To achieve these training goals while keeping workers safe, manufactures have no choice but to replace their traditional classroom-style training and on-the-job shadowing with a digital alternative.

The benefits of enabling workers to learn autonomously at their workstations goes beyond just ensuring their safety. Workers also learn more quickly and effectively compared to traditional classroom training and on the job shadowing. 

Digital training will be done by digital mentors

What’s the ROI on digital investments?

Increasing efficiency is key for investing in digital factories. Manufacturers overall expect solid gains from their companies’ efforts to digitize production. Over the next five years, they expect these initiatives to drive efficiency and revenue increases of 12% on average respectively.

PWC’s study found that the manufacturers who are planning to expand their digital factories intend to invest on average 6% of their total annual revenues over the next five years. Nearly half of them expect to see an ROI over five years, compared with just 3% who expect an ROI within one year. Digital training is one of those efforts that have a shorter ROI. Most of the companies are already in the process of going paperless with digital work instruction software like REWO.

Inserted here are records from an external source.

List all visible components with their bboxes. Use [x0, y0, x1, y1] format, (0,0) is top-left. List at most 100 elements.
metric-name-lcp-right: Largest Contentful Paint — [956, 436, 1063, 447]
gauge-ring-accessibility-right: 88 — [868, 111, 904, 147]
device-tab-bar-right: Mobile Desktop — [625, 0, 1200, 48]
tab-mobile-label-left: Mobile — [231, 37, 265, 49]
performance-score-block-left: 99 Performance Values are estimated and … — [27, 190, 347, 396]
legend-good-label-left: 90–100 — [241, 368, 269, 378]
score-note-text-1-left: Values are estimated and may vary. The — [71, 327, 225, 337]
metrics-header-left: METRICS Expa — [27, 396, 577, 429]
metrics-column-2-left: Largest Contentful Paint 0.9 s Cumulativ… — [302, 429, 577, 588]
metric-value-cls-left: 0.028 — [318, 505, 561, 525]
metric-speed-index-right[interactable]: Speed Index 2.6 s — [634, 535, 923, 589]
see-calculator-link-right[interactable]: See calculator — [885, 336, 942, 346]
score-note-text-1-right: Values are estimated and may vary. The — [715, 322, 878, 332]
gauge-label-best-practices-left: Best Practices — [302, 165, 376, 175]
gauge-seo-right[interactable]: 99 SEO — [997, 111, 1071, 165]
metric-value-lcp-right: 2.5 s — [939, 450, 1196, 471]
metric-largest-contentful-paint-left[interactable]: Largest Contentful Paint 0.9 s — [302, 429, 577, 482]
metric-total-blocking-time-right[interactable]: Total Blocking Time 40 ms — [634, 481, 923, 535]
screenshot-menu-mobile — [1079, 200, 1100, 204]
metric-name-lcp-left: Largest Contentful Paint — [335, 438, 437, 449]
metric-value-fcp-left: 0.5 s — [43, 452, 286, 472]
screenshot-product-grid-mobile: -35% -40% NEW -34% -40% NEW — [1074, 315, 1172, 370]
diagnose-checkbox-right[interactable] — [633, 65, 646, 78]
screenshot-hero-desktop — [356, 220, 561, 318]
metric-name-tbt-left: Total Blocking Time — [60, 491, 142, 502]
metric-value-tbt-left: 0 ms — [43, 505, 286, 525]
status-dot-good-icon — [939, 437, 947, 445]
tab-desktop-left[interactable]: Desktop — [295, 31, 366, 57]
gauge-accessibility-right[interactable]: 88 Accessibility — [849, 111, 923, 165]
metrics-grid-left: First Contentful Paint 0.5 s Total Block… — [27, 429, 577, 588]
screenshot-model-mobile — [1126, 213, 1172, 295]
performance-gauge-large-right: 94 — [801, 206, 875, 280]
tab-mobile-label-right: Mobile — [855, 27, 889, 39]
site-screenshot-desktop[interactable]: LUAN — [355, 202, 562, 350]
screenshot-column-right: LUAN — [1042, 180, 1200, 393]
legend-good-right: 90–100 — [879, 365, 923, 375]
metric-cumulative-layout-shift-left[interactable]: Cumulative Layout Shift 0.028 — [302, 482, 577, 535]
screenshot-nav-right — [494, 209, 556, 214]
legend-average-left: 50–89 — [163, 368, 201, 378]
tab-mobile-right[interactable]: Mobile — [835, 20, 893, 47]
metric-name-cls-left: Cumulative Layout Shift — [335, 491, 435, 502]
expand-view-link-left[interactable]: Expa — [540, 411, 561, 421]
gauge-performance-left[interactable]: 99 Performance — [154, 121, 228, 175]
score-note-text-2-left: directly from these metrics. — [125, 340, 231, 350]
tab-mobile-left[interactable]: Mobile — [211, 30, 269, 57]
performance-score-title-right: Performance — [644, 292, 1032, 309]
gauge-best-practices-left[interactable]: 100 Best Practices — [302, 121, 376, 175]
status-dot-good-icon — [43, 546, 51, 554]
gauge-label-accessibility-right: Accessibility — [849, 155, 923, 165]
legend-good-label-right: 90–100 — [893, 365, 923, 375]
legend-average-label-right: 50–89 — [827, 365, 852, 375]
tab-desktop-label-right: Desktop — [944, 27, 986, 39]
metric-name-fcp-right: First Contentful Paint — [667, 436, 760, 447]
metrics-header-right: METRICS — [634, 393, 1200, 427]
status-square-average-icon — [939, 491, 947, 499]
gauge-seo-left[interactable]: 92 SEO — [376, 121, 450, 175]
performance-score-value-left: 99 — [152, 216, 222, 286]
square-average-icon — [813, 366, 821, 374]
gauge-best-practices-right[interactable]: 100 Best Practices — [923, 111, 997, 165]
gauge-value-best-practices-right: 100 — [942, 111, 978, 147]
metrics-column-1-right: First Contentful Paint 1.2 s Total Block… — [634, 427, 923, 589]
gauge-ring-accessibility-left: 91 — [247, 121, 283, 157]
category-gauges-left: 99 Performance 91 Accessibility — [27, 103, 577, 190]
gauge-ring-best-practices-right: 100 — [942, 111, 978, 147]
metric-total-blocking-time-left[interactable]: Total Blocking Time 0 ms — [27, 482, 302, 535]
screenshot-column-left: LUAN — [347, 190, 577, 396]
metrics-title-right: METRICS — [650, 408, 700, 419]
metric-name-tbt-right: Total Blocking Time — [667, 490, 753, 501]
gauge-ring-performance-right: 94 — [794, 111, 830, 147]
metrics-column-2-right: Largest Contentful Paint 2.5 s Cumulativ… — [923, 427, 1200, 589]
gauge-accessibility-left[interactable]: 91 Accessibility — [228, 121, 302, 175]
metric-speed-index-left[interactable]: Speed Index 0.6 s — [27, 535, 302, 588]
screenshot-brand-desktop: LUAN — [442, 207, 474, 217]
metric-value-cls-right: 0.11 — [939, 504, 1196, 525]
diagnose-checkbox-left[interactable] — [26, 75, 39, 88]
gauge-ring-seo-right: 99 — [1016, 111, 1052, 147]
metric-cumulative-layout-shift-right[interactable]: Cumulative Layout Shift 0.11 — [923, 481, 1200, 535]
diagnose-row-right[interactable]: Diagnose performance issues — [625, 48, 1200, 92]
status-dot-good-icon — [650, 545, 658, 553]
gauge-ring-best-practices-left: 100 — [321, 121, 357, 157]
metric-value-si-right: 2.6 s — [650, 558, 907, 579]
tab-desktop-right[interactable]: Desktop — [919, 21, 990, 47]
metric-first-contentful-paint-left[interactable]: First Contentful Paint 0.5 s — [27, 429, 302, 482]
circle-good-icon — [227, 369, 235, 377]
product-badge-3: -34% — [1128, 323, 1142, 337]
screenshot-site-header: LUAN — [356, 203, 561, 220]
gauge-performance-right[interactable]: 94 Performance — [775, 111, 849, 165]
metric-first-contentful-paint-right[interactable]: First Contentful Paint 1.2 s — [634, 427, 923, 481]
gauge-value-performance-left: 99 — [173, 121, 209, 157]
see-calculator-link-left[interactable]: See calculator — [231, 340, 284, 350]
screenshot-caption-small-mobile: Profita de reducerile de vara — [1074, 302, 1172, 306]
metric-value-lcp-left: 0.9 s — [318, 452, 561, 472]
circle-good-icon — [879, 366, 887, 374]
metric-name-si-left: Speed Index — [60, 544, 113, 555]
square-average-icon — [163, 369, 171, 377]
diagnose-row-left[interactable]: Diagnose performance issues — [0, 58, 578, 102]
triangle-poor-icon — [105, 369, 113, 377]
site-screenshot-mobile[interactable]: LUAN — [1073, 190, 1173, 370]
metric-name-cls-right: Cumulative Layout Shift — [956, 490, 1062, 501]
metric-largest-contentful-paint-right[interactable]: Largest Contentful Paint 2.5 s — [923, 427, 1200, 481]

Digitalization takes time, but companies can’t afford to miss it

Leading manufacturing companies are deploying a number of key technologies to digitize production as well as their entire supply chain. These include big data analytics solutions, end-to-end, real-time planning and connectivity, autonomous systems, digital twinning, and worker augmentation, among many others. These technologies provide significant efficiency gains and allow companies to produce highly customized products, often at a lot size one. But the full effect of digitization is only realized when companies are connected in real-time to their key suppliers and critical customers.